The reason I say this is that I've read countless comments of appraisers saying they are going to chase after non-lender work now that the mortgage work has dried up. I would think having an SRA would set you apart from the other appraisers who are chasing this type of work. Any thoughts?
One test of the worth of the AI Designation is to grab your phone book and look up Real Estate Appraisers in the Yellow Pages. The Appraisal Institute will likely be listed with all the designated appraisers noted. I would be interested in feed back if you find this is the case. Some local AI Chapters are actively advertising. Our Montana Chapter advertises in some trade association newsletters. My point is that the AI is out there marketing for their appraisers. Yellow Pages are still used by those looking for trust work, divorce work and other personal type assignments.
I am getting redundant about this subject but this is my take, take it or leave it:
Think of the residential lender market as being fully homogenized.
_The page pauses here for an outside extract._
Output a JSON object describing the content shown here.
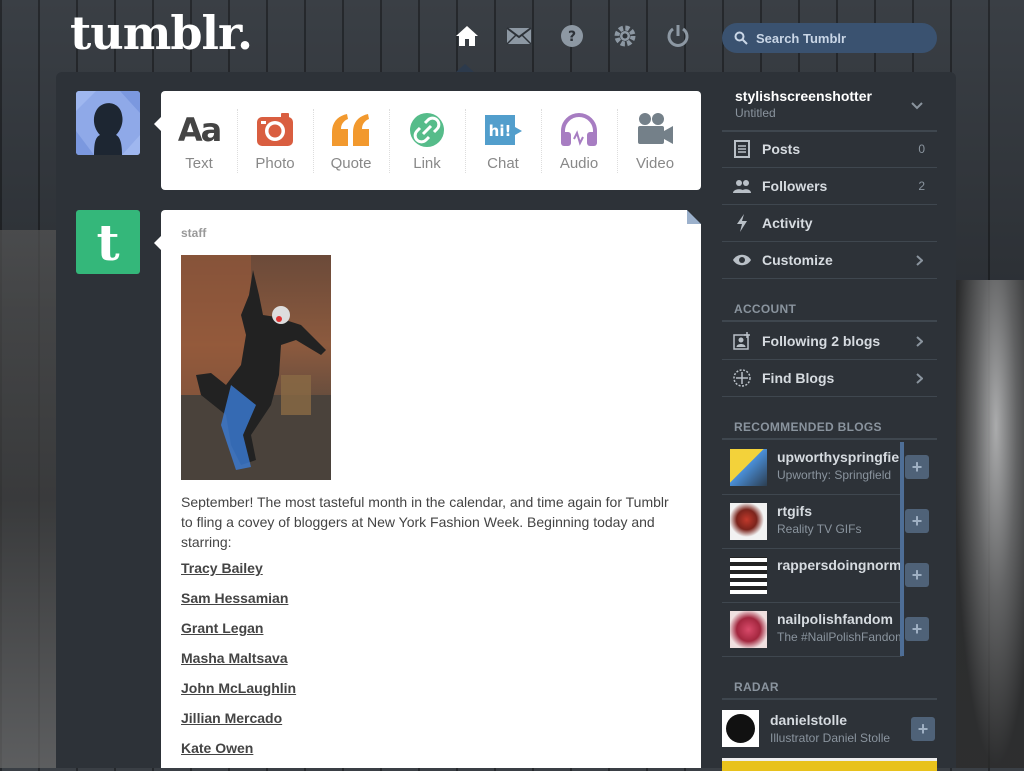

Lenders or their agents were not discerning about credentials above those of mandated licensing or certification. Most lenders did not even distinguish between licensed or certified appraisers.
The world outside residential lending is like regular milk where the cream rises to the top. However, interpreting quality is often relative. Lawyers often associate quality with designations. They like meaty resumes that will intimidate the opposition.
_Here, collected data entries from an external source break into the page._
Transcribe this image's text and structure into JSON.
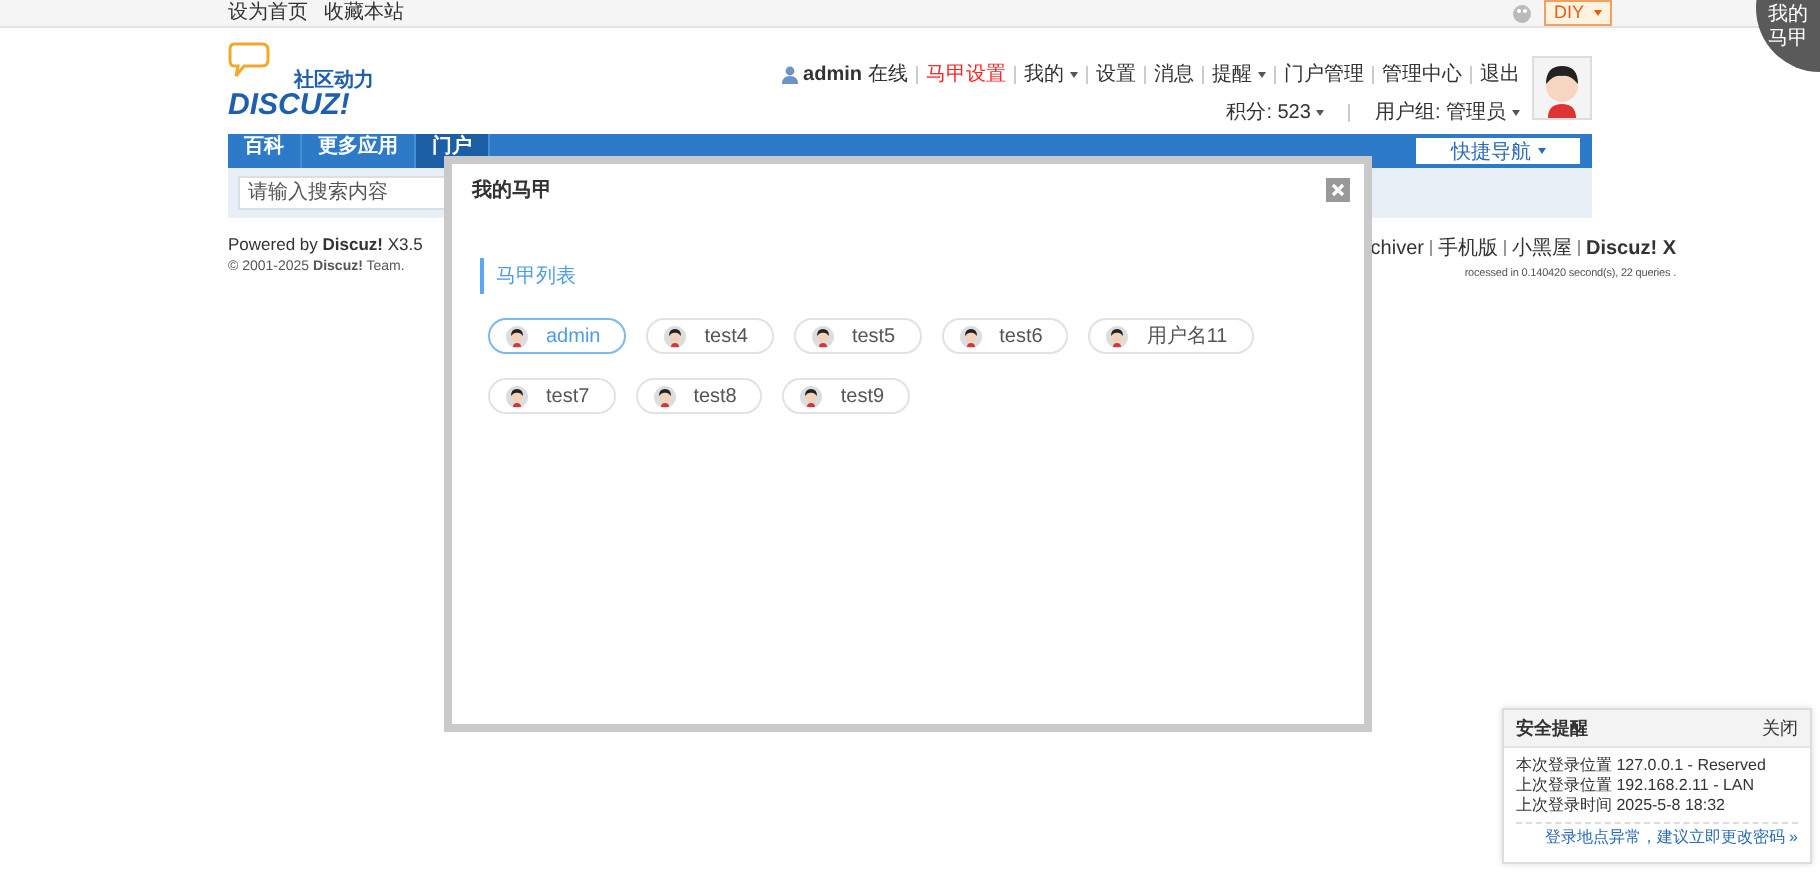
{
  "topbar": {
    "links": [
      "设为首页",
      "收藏本站"
    ],
    "diy": {
      "label": "DIY",
      "dropdown": true
    }
  },
  "corner_badge": {
    "lines": [
      "我的",
      "马甲"
    ]
  },
  "logo": {
    "tagline": "社区动力",
    "name": "DISCUZ!"
  },
  "user": {
    "name": "admin",
    "status": "在线",
    "links": [
      {
        "label": "马甲设置",
        "kind": "highlight",
        "dropdown": false
      },
      {
        "label": "我的",
        "kind": "normal",
        "dropdown": true
      },
      {
        "label": "设置",
        "kind": "normal",
        "dropdown": false
      },
      {
        "label": "消息",
        "kind": "normal",
        "dropdown": false
      },
      {
        "label": "提醒",
        "kind": "normal",
        "dropdown": true
      },
      {
        "label": "门户管理",
        "kind": "normal",
        "dropdown": false
      },
      {
        "label": "管理中心",
        "kind": "normal",
        "dropdown": false
      },
      {
        "label": "退出",
        "kind": "normal",
        "dropdown": false
      }
    ],
    "stats": [
      {
        "label": "积分: 523",
        "dropdown": true
      },
      {
        "label": "用户组: 管理员",
        "dropdown": true
      }
    ]
  },
  "nav": {
    "items": [
      {
        "label": "百科",
        "selected": false
      },
      {
        "label": "更多应用",
        "selected": false
      },
      {
        "label": "门户",
        "selected": true
      }
    ],
    "quick_nav": {
      "label": "快捷导航",
      "dropdown": true
    }
  },
  "search": {
    "placeholder": "请输入搜索内容"
  },
  "footer": {
    "powered": "Powered by **Discuz!** X3.5",
    "copyright": "© 2001-2025 **Discuz!** Team.",
    "links": [
      {
        "label": "chiver",
        "kind": "normal"
      },
      {
        "label": "手机版",
        "kind": "normal"
      },
      {
        "label": "小黑屋",
        "kind": "normal"
      },
      {
        "label": "Discuz! X",
        "kind": "bold"
      }
    ],
    "processed": "rocessed in 0.140420 second(s), 22 queries ."
  },
  "modal": {
    "title": "我的马甲",
    "section": "马甲列表",
    "accounts": [
      {
        "name": "admin",
        "selected": true
      },
      {
        "name": "test4",
        "selected": false
      },
      {
        "name": "test5",
        "selected": false
      },
      {
        "name": "test6",
        "selected": false
      },
      {
        "name": "用户名11",
        "selected": false
      },
      {
        "name": "test7",
        "selected": false
      },
      {
        "name": "test8",
        "selected": false
      },
      {
        "name": "test9",
        "selected": false
      }
    ]
  },
  "security": {
    "title": "安全提醒",
    "close": "关闭",
    "lines": [
      "本次登录位置 127.0.0.1 - Reserved",
      "上次登录位置 192.168.2.11 - LAN",
      "上次登录时间 2025-5-8 18:32"
    ],
    "link": "登录地点异常，建议立即更改密码 »"
  }
}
There are proven statistics that indicate that an appraiser with an SRA will make at least 1/3 more income than an appraiser without. There seems to be a disconnect, however, because the SRA appraiser has little extra education over an appraiser with the same license. Some will argue that the SRA is not that well recognized and does not bring a lot of business. Why then, does a person with a SRA designation make more money. The answer is obvious. A person with a SRA believes they are worthy of better assignments and seeks them out. An appraiser with a SRA believes they are worthy of greater fees. The SRA has more an effect on the holder than on potential clients and that is why it pays off.
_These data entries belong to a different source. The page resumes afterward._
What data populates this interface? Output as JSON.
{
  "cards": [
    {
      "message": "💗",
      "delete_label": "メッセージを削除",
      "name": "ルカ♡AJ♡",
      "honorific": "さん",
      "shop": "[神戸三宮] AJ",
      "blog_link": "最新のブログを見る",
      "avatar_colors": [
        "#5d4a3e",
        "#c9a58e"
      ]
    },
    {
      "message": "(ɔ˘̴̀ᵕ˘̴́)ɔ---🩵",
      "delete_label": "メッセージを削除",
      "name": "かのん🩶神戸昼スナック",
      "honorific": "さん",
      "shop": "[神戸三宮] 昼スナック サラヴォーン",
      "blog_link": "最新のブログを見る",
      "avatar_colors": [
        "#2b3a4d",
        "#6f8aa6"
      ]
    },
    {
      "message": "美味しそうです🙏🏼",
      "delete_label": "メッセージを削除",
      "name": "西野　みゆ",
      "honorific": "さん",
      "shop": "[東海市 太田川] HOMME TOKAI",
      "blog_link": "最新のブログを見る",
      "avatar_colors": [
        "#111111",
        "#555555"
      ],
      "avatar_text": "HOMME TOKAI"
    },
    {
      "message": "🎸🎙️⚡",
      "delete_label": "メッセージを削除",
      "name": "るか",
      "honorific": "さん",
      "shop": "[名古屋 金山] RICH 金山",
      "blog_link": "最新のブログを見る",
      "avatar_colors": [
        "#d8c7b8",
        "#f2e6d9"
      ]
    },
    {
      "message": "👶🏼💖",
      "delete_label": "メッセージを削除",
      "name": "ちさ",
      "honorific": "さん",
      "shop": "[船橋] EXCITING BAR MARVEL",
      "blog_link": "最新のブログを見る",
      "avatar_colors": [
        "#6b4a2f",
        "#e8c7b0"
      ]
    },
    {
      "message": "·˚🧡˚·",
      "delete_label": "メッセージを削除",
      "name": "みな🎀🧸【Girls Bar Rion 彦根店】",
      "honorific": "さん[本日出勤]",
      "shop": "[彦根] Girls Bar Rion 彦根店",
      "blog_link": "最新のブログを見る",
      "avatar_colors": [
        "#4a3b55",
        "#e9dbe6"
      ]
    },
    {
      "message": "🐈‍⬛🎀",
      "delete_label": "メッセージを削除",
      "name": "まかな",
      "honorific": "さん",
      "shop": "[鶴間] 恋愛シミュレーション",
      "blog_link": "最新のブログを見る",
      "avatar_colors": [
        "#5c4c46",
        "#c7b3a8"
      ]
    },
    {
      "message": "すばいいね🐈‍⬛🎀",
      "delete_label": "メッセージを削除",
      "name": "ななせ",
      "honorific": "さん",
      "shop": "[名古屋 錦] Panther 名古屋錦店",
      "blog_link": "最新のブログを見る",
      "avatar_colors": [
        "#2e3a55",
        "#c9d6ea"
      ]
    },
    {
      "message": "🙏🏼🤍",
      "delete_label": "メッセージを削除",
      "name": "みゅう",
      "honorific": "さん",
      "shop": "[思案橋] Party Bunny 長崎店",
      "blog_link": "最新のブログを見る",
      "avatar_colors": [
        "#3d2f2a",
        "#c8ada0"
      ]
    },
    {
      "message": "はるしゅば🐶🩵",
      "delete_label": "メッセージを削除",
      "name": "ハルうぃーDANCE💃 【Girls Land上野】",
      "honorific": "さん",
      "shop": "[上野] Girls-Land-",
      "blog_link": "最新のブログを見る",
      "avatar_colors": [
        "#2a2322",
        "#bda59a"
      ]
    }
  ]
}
No matter what happens in January 1909, the appraisal world is more than residential lending and for clients outside of the residential lending community, quality or the perception of quality counts. Let the cream rise to the top.
It is too soon to tell but by January 1, 2009 there may still be too many residential appraisers. With so many appraisers out there, there will be some lenders who will seek out better appraisers. Local banks, for instance, want the best and for that reason may prefer a designated appraiser. The reason to start thinking locally is that the public is slowly learning that loan brokers were getting paid on selling loans with higher interest rates and companies like Countrywide, while they advertised no appraisal fees and no closing costs, were making up the difference in higher interest rates. Consumers are learning a lot about mortgages and are now taking a look at more traditional lenders like the bank where they have their checking and saving account. All these Internet lenders are getting a bad rap but a well deserved one.
There is no down side except the carrying cost of higher membership fees but I think this cost can be quickly recovered.